Paglia: "Capitalism, gaudy and greedy, has been inherent in western aesthetics from ancient Egypt on. It is the mysticism and glamour of things, which take on a personality of their own. As an economic system, it is in the Darwinian line of Sade, not Rousseau."
Thompson: "Morphology is not only a study of material things and of the forms of material things, but has its dynamical aspect...in terms of force, of the operations of energy...available energy was the main object at stake in the struggle for existence and the evolution of the world."
Reading: "The aesthetics of the banal imitation of some motif of fractal geometry is simply missing half the picture! Aristotle implied that the proper investigation required was one of telos, of form being the result to the process that engendered it" (av: the media being about itself: Fellinis' 8 1/2 is a simple example)
Hegel: "The sublime in general is the attempt to express the infinite, without finding in the sphere of phenomena an object which proves to be adequate for this representation."
Hopkins: "The power of the film image to (mis)represent the material and social world lies...in its ability to blur the boundaries of space and time, reproduction and simulation, reality and fantasy, and to obscure the traces of its own ideologically based production."
Russell: "- the concept of dream time, for example, which is a fundamental part of the way an Australian Aboriginal sees life, or the apparent phenomenon of extra sensory perception - have been subordinated in Western culture because they couldn't be perceived by ordinary logic and measure."
Nietszche: "This is the Apollonian state of dreams in which the world of the day becomes veiled, and a new world, clearer, more understandable, more moving than the everyday world and yet more shadowy, presents itself to our eyes in continual rebirth."
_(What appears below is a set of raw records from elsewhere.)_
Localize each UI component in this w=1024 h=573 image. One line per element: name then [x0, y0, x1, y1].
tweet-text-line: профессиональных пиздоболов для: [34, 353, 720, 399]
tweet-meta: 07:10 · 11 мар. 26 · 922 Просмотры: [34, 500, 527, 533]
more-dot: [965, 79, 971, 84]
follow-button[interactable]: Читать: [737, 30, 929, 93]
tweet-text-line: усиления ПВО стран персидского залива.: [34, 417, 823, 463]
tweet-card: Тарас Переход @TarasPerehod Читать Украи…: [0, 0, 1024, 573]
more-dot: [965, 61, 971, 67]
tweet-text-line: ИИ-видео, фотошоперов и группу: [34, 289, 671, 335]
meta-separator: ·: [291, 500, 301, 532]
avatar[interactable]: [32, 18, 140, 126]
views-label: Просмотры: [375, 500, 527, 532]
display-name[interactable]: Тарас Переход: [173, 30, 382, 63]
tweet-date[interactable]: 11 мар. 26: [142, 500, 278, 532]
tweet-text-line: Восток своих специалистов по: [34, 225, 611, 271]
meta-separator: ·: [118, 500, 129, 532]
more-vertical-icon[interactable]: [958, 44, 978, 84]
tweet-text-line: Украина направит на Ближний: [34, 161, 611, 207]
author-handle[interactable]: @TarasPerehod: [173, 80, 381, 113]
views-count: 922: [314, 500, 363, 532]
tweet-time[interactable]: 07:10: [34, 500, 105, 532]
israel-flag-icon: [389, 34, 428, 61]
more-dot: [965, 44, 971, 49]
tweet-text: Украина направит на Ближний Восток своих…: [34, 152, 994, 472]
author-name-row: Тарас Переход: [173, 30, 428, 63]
Bergson: "How should it be otherwise, if psychology has for its object the study of the human mind working for practical utility, and if metaphysics is but the same mind striving to transcend the conditions of useful action to come back to itself as to a pure creative energy?"
Burke: "If the pain and terror are so modified as not to be actually noxious; if the pain is not carried to violence, and the terror is not conversant about the present destruction of the person, as those emotions clear the parts, whether fine, or gross, of a dangerous or troublesome encumbrance, they are capable of producing delight; not pleasure, but a sort of delightful horror, a sort of tranquillity tinged with terror; which as it belongs to self-preservation is one of the strongest of all the passions. Its object is the sublime."
Hooker: "Painting lost its traditional audience and had its representational function usurped by photography. In response, painting, like philosophy, developed a characteristically inward-looking Modernist tendency, but did so as a reaction to the material pressures which directly affected it."
Hanes: "Jesus was an architect previous to his career as a prophet."
Lechte: "What is fundamental to myth, is not the original creation, but in the telling of it. In short, the interest in the myth is not so much in its previously established narrative content, but in the improvisations that take place in the light of indications (often very elementary) established by that content. Myths, then, are like the grammar of a language: what they are in themselves is less important than what they enable to be accomplished".
Taaffe: "beauty can only be the outcome of our aspirations for sublimity"..."The art isn't in what you're seeing- it's what's been awakened inside of you."
Nietzsche: "Almost everything we call 'higher culture' is based on the spiritualization of cruelty."